Construction folk take more than the fair share of pain as inflation rises and earnings fall
With all the fuss about inflation and the impact that it is having on families, I thought I might just take a look at what its impact might be on construction folk.
So here are some very crude figures taken from the average weekly earnings non-seasonally adjusted data including bonuses and arrears.
Average weekly earnings in construction have dropped 1.1% between November 2007 and November 2010 according to the latest official figures.
Meanwhile, across the whole economy earnings rose 5% over that period, with construction the only major sector recording a fall.

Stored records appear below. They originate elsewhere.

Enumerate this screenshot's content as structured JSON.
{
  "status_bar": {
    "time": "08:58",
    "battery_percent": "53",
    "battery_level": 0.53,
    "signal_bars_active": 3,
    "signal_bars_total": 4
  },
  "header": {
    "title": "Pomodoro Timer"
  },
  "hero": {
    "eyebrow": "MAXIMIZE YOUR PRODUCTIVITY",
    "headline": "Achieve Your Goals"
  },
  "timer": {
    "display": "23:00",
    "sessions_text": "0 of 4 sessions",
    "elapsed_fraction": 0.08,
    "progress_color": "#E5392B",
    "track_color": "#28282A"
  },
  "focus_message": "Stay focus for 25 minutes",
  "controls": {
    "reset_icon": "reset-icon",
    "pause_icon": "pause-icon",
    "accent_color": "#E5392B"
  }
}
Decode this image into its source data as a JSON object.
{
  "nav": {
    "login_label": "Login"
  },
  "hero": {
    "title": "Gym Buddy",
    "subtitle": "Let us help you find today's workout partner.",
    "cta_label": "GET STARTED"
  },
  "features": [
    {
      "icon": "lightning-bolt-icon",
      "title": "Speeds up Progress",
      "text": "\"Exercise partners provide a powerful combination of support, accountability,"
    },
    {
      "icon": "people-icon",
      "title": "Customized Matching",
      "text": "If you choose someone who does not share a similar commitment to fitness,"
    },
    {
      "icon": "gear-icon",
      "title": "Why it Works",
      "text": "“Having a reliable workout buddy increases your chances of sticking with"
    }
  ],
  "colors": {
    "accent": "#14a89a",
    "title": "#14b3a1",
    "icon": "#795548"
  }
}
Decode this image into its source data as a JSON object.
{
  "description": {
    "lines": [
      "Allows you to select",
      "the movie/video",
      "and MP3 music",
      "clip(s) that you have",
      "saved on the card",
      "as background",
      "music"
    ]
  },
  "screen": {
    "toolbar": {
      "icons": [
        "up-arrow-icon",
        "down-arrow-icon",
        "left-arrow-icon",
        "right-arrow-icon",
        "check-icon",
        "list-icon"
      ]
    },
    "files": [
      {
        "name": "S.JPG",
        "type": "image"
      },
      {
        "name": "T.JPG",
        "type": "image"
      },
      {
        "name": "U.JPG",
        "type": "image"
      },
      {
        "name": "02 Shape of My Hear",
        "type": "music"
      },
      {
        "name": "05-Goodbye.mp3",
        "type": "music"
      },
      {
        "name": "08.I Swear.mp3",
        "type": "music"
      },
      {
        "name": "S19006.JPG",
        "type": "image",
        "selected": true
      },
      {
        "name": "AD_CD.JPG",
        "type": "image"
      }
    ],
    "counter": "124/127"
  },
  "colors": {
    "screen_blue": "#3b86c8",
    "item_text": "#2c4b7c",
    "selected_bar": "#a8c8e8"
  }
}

Here’s the bit you will like, the group that has done best (given the sector breakdown provided) is financial and business services, with an increase of 8.4%.
Unsurprisingly, given the nature of the recession, private sector average weekly earnings rose 3.8%, while the average in the public sector rose 7.9%. And it seems fair to assume the pain in future will be dished out more to the public sector than the private sector.
Naturally these figures are averages, so they are crude and inevitably we have to be careful how we interpret the figures. Averages have meaning, but not necessarily the one people often ascribed when absorbing data. For instance, if relatively speaking lots of well-paid construction folk had lost their jobs and few poorly paid folk, then the average would have dropped even though each individual might be doing pretty well in their own terms. And vice versa.
Also the figures are not seasonally adjusted and we are picking for convenience November 2007 to November 2010, as this is the latest recorded month.
But even taking account of the possibility of various forms of bias in the figures, they look pretty ugly for the hard-pressed folk scratching a living out of construction.
The graph above shows graphically how, since November 2007, avearge earnings in construction have fared worse than those in the economy as a whole and have lost considerable ground against inflation. (The sources for the graph are the average weekly earnings data and the consumer prices indicies. The data has been rebased to start at 100 on November 2007)
So let’s look at inflation over that period. In November 2007 the CPI index stood at 105.6 and RPI at 209.7 and RPIX (excluding mortgage interest payments) stood at 202.4, while the average weekly earnings in construction stood at £539. In November 2010 these were, respectively, 115.6, 226.8, 225.9 and £533. So we have inflation over that period on the CPI measure running at 9.47%, on the RPI measure at 8.15% and on the RPIX measure (often used for wage negotiations) at 11.61%.
That means that in real terms construction workers are about 10% or so worse off than they were three years ago. Or, according to my sums using the CPI measure on average construction folk are about £52 a week worse off in real terms, on the RPI measure about £46 a week worse off and on the RPIX measure at £61 a week worse off.
Not nice if you earn your living in construction, but also a bit worrying if you’re a construction business.
Given this level of suppression in labour costs, it will become increasingly tough for construction firms to push down further on wages. And with global commodity prices now creating an upward pressure on materials costs the room for manoeuvre for contracting firms is narrowing.
Little wonder then that the civil engineering contractors’ body CECA saw it wise yesterday to put out a press notice warning of the increasing dangers of inflation.